Second, email programs do, however, have their own priorities: they venerate whatever is new, placing it at the top of your inbox, highlighting it, and if you are not careful, interrupting you to announce its arrival.
Third, emails don’t expire. I never questioned this until I began to use Twitter, a service that simply assumes its users will not bother to read anything that isn’t up to date.
Fourth, emails provide a written record. This can be very useful (and occasionally dangerous) but it encourages your inbox to become your “To Do” list. If someone asks me to do something, or the idea pops into my head that something should be done, I will often write it down. But email is “performative” – it constitutes its own written reminder.
Email is also a system, and we are locked into it just as we are locked into the Qwerty keyboard, 240-volt mains electricity, or the rather unhygienic convention of shaking hands. It is possible for an individual to opt out of such systems, but usually easier to adapt yourself than to adapt the system.
Finally, because email is very cheap and easy to send, there’s a lot of it about. You may have noticed.
None of this is dramatic news, but I found thinking about it in this way profoundly helpful. Every technology has its own logic. Facebook “wants” us to log in a lot and to interact with each other – hence the ability to “like” posts, to comment, to “like” comments, and the constant stream of notifications about all of this. This is sinister, but less insidious because it is so brazen. Facebook the technology has metaphorical wants that reflect the entirely non-metaphorical strategy of Facebook the company.
Email, on the other hand, wasn’t designed with the conscious aim of transferring your “To Do” list to the inbox. That’s just the way things tend to gravitate. And whether you are using Facebook or email or any other technology, it’s a good idea to do so with eyes wide open. As Chatfield argues in his book, many people are now connected to the internet more than half of their waking hours, thanks to the spread of computers, tablets and powerful smartphones. This is not necessarily a bad thing – but it is not a good thing either.
Many of us wage a constant battle against distraction. Rather fewer of us, I suspect, make very careful, conscious choices about when to be online and when not to be. This is a shame, because it doesn’t take much introspection to realise that some things are simply much easier to do when online, while other things are much easier to do when offline. That difference calls for a deliberate exercise of choice; most of us allow circumstances to make the choice for us.
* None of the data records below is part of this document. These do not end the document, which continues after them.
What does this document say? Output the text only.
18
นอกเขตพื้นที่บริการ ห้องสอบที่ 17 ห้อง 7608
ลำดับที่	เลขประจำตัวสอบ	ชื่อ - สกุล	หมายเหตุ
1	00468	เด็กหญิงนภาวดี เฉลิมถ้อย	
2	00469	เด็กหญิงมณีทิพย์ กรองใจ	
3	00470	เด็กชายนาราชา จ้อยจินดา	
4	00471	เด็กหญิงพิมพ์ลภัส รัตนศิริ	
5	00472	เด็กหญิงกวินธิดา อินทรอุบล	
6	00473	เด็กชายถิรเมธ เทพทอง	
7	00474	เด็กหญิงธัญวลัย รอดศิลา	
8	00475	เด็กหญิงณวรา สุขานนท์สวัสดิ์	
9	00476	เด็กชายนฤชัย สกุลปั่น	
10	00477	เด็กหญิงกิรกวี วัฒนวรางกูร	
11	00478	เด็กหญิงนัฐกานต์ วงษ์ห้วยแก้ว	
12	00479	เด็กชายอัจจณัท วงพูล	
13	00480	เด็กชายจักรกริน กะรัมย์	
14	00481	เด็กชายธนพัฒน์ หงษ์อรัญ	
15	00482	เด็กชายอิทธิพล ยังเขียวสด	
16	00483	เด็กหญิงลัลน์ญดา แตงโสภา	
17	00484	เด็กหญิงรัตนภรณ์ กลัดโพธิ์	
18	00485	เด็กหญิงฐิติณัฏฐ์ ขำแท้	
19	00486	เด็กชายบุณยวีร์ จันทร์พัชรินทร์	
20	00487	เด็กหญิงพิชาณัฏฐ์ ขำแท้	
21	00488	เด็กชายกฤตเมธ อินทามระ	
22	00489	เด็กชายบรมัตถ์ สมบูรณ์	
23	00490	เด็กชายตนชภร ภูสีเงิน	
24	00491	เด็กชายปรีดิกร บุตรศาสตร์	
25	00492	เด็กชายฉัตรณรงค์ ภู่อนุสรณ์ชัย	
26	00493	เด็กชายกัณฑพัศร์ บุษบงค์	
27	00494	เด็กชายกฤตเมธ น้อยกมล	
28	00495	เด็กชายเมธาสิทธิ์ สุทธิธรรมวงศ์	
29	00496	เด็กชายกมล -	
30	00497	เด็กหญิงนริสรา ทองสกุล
After all, we know what Facebook wants and what email wants. But what do that trusty pairing of a pen and a sheet of blank paper want? They want you to think for yourself, and to make your mark.
Also published at ft.com.





12 Comments
@PaulJRobinson says:
Very interesting article, particularly for those of us attempting to maximise our productivity in the workplace.
It is interesting that you say that the email inbox naturally becomes your todo list. It certainly can, and many do make this mistake, but they shouldn’t. Emails may well require you to complete an action – even if it just to send a reply – but not always. Those who end up with email overload fall into the trap of using their inbox as their todo list.
Instead one should practice the ‘Four Ds’ of: Delete (if you’ve read it and no further actions are required); Do it (it the email requires an action that takes less than 2 minutes just get it done and delete the email); Delegate it (to others in your team/family/friends and then delete the email); Decide (if the action will take longer than 2 minutes then take the decision to transfer the task to a dedicated todo list that is not your inbox).
Following this method everything in your inbox should be deleted or transfered to a todo list in short order. If you really feel the need to keep an email then file it in a reference folder but get it out of your inbox!
Sorry for the lengthy comment but I hate the thought of readers of your blog thinking it is acceptable to use an inbox as a todo list. Follow the above advice and you will have an empty inbox by 1700 each day.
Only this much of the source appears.